Talvez seja esse o motivo pelo qual muita gente fica tão horrorizada e perturbada quando vê um índio de bermuda ou com a camisa do São Cristóvão. Ali está, materializada, a assinatura da aculturação. Então por que a recusa em admiti-la? A bermuda não é, nesse raciocínio, objeto de uso, mas mercadoria; não pode ser vista como concessão do mundo civilizado, só como porta de entrada ao sistema produtivo e à cultura que passou a lhe servir de penduricalho. O renitente índio que aceita a bermuda mas não aceita ser “pejotizado”, que continua empunhando seu arco mas não quer ir para a favela empunhar um .38 contra a polícia, está enfiando seu tacape bem no meio da engrenagem dos tempos modernos. Ou seria dos Tempos Modernos?
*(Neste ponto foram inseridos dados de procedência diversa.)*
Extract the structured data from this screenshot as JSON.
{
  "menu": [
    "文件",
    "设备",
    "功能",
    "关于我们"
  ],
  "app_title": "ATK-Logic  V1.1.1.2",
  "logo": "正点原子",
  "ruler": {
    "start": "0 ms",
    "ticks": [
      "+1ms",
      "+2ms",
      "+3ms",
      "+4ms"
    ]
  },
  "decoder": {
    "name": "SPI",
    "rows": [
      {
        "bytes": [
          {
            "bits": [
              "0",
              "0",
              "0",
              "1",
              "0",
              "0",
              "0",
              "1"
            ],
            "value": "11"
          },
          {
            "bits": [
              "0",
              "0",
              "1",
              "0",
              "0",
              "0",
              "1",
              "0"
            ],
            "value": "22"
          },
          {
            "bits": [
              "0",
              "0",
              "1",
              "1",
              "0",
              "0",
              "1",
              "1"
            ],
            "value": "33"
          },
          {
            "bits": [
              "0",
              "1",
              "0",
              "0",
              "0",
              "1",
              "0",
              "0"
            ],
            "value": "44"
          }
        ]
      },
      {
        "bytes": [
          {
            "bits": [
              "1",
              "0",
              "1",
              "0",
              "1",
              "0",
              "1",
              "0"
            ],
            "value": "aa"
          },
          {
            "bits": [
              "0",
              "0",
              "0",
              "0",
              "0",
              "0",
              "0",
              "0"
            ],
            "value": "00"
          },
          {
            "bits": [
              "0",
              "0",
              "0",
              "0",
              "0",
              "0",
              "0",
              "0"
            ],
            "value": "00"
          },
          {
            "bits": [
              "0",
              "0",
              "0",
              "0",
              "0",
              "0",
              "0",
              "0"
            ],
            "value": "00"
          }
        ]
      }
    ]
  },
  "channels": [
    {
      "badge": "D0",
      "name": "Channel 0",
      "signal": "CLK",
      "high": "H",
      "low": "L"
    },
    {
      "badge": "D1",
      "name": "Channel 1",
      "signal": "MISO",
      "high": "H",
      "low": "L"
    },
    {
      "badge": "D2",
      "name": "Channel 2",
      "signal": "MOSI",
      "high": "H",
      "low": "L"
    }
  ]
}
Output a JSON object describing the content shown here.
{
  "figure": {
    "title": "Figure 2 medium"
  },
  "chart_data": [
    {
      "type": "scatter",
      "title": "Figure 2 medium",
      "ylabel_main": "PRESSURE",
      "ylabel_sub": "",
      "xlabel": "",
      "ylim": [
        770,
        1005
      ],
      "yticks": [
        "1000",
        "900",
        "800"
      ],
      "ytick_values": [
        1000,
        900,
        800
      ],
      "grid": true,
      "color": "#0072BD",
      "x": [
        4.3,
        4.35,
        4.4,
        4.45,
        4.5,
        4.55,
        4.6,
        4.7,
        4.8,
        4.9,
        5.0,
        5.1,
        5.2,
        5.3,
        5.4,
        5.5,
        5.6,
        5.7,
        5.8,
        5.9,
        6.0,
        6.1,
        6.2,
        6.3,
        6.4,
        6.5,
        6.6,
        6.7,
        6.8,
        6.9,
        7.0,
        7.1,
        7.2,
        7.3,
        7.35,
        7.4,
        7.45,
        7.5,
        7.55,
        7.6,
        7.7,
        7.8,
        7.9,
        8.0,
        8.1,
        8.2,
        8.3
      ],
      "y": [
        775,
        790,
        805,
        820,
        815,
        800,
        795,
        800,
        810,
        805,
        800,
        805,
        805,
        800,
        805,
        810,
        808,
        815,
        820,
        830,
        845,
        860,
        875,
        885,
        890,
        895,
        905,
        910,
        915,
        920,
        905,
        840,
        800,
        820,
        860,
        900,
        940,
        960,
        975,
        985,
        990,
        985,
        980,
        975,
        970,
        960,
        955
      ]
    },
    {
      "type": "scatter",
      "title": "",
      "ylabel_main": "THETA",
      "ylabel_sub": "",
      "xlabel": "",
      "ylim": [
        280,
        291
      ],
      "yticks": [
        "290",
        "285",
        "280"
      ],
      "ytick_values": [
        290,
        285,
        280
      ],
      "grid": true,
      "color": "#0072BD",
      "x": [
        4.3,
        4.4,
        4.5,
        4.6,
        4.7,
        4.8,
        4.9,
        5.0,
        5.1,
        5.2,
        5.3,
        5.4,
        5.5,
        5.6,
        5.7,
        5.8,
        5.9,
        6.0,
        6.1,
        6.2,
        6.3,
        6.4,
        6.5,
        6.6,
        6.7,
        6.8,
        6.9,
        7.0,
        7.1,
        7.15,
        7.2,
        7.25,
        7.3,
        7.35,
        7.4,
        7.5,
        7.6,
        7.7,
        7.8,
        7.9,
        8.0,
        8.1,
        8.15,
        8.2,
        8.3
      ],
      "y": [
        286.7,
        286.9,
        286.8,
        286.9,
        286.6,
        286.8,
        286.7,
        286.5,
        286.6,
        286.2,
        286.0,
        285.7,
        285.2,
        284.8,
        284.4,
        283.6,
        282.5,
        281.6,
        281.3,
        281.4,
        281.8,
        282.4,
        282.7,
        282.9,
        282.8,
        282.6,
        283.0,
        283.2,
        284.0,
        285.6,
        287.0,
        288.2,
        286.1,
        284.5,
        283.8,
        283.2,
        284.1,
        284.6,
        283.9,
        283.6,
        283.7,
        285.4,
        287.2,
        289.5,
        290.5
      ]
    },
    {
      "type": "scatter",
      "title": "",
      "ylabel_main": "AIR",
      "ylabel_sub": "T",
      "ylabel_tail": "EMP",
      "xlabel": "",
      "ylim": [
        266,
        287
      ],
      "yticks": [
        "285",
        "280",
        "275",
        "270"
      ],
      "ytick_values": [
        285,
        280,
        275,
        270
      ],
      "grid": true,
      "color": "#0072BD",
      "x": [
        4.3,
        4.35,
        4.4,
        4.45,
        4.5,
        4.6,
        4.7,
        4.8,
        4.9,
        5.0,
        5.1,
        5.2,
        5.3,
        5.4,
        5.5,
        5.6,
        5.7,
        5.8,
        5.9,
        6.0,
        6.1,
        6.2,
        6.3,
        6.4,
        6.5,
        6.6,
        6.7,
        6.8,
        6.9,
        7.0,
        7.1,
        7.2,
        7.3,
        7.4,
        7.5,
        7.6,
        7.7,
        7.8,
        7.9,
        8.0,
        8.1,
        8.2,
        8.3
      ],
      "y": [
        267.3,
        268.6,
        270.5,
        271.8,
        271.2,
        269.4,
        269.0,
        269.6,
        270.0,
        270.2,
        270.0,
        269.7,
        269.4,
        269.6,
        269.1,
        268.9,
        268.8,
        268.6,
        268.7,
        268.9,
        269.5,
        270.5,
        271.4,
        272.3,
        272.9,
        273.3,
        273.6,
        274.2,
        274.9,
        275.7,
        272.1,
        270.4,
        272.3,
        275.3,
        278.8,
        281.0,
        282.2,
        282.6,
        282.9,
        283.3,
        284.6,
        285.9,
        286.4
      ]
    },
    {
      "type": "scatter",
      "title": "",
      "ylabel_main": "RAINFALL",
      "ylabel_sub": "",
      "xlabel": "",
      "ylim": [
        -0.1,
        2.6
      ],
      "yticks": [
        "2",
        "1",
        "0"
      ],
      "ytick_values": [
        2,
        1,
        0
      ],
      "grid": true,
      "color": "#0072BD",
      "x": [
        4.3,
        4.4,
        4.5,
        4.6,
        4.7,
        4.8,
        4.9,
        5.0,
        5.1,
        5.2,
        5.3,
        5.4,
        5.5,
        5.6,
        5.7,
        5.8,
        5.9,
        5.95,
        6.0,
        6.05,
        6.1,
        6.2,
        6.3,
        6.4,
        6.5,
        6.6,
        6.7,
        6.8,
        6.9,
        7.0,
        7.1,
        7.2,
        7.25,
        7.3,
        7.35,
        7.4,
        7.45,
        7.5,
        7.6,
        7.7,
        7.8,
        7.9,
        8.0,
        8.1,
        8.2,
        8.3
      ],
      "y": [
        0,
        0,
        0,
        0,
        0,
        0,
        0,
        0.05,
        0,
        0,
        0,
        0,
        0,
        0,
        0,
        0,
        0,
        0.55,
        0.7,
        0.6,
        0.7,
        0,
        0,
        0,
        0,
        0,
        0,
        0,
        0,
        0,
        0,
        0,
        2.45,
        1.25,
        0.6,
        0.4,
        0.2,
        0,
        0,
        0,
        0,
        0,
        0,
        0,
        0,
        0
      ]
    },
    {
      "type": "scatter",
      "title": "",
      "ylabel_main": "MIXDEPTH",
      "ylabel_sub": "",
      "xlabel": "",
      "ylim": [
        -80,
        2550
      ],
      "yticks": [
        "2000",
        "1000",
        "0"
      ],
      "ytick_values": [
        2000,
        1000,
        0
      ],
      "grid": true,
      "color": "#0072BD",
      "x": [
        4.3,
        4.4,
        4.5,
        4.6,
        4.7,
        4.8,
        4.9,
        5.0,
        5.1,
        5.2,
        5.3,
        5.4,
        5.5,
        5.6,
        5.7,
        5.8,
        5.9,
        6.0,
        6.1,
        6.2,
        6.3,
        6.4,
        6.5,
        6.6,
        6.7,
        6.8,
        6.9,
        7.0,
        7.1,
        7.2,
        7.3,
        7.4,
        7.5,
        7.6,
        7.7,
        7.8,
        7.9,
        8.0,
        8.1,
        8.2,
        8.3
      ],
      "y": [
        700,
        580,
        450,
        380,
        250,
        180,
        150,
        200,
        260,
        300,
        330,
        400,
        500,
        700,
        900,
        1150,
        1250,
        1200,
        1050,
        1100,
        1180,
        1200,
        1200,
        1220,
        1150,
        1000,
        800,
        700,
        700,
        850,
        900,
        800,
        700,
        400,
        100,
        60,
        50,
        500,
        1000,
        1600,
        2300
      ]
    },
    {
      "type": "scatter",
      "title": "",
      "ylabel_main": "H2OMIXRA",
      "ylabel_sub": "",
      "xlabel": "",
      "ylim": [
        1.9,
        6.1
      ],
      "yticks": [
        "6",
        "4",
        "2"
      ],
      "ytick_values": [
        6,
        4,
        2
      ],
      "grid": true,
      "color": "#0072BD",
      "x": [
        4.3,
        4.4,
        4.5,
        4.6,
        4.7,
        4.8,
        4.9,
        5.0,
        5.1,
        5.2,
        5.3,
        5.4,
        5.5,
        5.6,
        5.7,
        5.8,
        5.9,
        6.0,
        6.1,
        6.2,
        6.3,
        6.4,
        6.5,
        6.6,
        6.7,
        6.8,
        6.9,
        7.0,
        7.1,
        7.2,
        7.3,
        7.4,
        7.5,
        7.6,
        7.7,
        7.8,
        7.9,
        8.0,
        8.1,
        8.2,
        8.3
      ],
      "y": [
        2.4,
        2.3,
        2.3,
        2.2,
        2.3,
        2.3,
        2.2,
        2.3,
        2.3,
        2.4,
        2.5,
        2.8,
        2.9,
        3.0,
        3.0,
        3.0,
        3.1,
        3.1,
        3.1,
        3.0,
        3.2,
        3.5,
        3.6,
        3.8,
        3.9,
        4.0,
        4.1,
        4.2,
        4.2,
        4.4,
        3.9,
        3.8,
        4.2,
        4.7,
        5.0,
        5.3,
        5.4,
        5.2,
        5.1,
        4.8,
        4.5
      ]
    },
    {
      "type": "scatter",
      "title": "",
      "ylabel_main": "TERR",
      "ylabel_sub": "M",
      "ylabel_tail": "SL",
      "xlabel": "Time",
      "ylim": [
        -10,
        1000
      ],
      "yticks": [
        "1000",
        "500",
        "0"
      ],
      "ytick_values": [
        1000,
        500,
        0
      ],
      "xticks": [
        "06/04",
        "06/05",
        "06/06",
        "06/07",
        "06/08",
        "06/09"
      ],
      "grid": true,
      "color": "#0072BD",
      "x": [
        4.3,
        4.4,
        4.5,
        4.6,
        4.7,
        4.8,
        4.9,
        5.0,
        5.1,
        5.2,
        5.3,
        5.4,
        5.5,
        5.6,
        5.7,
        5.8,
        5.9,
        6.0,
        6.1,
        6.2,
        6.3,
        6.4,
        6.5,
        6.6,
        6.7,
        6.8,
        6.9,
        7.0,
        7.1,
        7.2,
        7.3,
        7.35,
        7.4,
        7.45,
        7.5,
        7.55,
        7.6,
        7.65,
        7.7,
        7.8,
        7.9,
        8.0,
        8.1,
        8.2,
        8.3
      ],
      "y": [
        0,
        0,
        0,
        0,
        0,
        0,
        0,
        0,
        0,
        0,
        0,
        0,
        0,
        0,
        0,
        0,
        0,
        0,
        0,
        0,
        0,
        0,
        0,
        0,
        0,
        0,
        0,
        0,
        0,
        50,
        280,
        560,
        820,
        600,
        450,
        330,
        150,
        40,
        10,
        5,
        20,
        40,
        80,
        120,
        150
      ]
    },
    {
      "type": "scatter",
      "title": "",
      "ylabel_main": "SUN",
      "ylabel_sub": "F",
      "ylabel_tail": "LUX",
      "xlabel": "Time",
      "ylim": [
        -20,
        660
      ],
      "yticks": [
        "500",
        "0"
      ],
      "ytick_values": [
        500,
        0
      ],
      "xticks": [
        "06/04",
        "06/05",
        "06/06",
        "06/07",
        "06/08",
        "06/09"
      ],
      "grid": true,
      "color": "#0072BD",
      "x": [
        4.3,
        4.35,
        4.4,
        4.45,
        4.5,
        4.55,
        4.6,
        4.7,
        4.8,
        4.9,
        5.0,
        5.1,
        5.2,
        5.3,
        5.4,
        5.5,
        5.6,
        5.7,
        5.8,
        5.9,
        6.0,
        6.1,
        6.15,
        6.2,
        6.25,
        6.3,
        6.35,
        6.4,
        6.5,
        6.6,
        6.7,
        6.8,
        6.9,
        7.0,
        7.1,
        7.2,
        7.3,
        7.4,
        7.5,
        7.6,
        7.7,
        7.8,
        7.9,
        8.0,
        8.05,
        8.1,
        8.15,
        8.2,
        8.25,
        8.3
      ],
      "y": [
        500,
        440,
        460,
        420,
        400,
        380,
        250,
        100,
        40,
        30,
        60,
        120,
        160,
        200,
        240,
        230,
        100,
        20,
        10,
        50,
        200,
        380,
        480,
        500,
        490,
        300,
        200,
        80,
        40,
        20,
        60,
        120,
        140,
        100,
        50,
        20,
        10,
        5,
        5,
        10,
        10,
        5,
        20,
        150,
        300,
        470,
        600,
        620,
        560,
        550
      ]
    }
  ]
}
Mas… se é possível enxergar na fotografia um vetor de conexão cronológica, nada impede de procurar nela também um vínculo topológico, afirmando que a imagem é capaz de operar uma amarração que ressignifica a geografia. E se fizer isso, ela também dá um novo sentido ao território, com seus conflitos internos e seu enraizamento no planeta, do qual aparentemente não é tão fácil escapar. Acho que é possível ler essa imagem assim, mas vai ser necessária uma certa dose de sarcasmo. Não que isso me incomode!

O olho treinado pela televisão – que é o meu e, muito provavelmente, o seu também – quase certamente fará a imediata associação entre índios avançando em grupo debaixo de um toró e a expressão “dança da chuva”. Para o olho treinado pela televisão, o que é um índio? Ora, é alguém que faz uma dança da chuva. Porque quem dança “na” chuva não é o índio, é Gene Kelly, mas só porque tem uma câmara na frente, a chuva é de mangueira e a cantoria vem em playback.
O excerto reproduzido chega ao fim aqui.